Croatia also signed the EU declaration back in September, before the first meeting in Brussels of each country's representatives for the initiative, including - along with Croatia and the Netherlands - Bulgaria, Austria, the Czech Republic, Cyprus, Estonia, Finland, Greece, Italy, Lithuania, Luxembourg, Malta, Portugal, Slovenia, Spain, Sweden, and the UK.
“Cooperation on health and particularly on linking genomic health data throughout the European Union is of the utmost importance for improving personalised health and better treatment for every EU citizen,” said Mariya Gabriel, Commissioner for Digital Economy and Society.
The Dutch Ministry of Health, Welfare and Sport has set ambitious goals for its eHealth agenda, which includes the MedMij project, a technical framework aiming to create a market for personal health environments, as described by Secretary General Erik Gerritsen.
"These are apps that connect with your mobile devices, with the hospital, the pharmacy, the GP system etc, so that you as a patient are the only one with total oversight about the information in the different systems. You alone can decide with whom you want to share data. MedMij is not the app itself, it is the system of arrangement and standards. We will provide a MedMij certification, so that people will know if a system is not MedMij approved and should better not be used. In the end, we strive to make MedMij certified apps free for patients as part of the standard insurance packages," Gerritsen said earlier this year.

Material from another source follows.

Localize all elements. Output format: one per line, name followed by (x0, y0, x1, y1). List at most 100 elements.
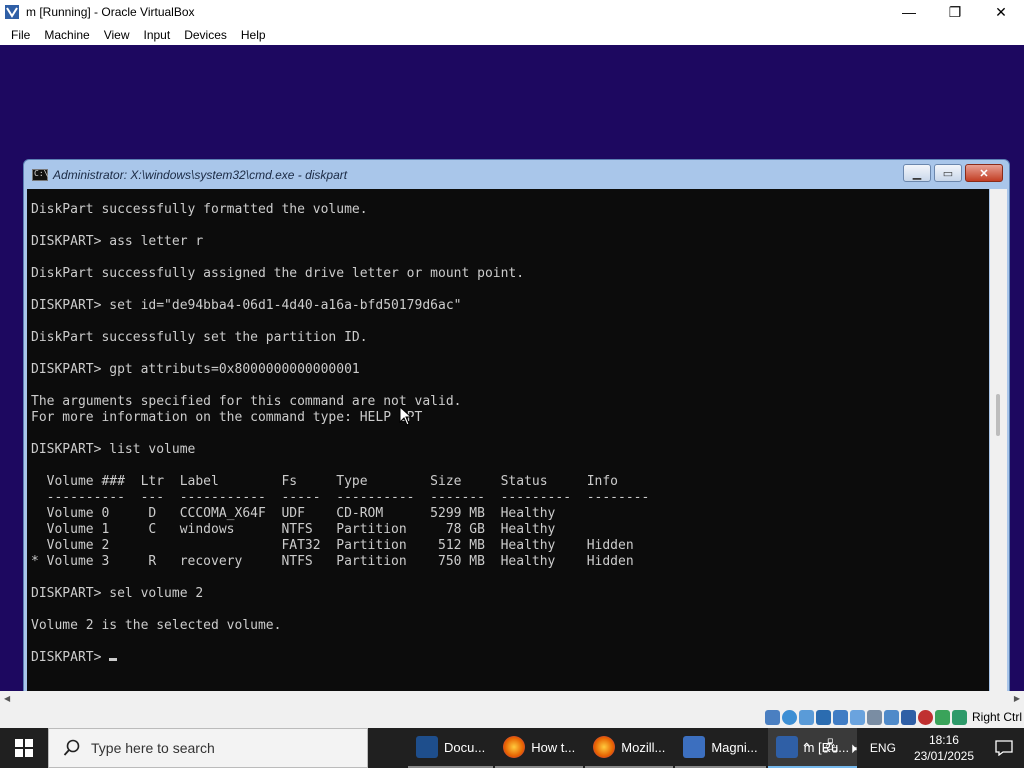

Speaking this week at an event organised by the HIMSS Dutch community and Health 2.0, Herko Coomans, Dutch Ministry of Health, Welfare and Sport National Health Information Council Adviser, reiterated their ambitions to provide direct electronic access to some medical information - such as medication data or test results - for 80 percent of chronically ill patients and to ensure that all the people in need of care at home would be able to communicate at any time with professionals caring for them through video consultations by 2019.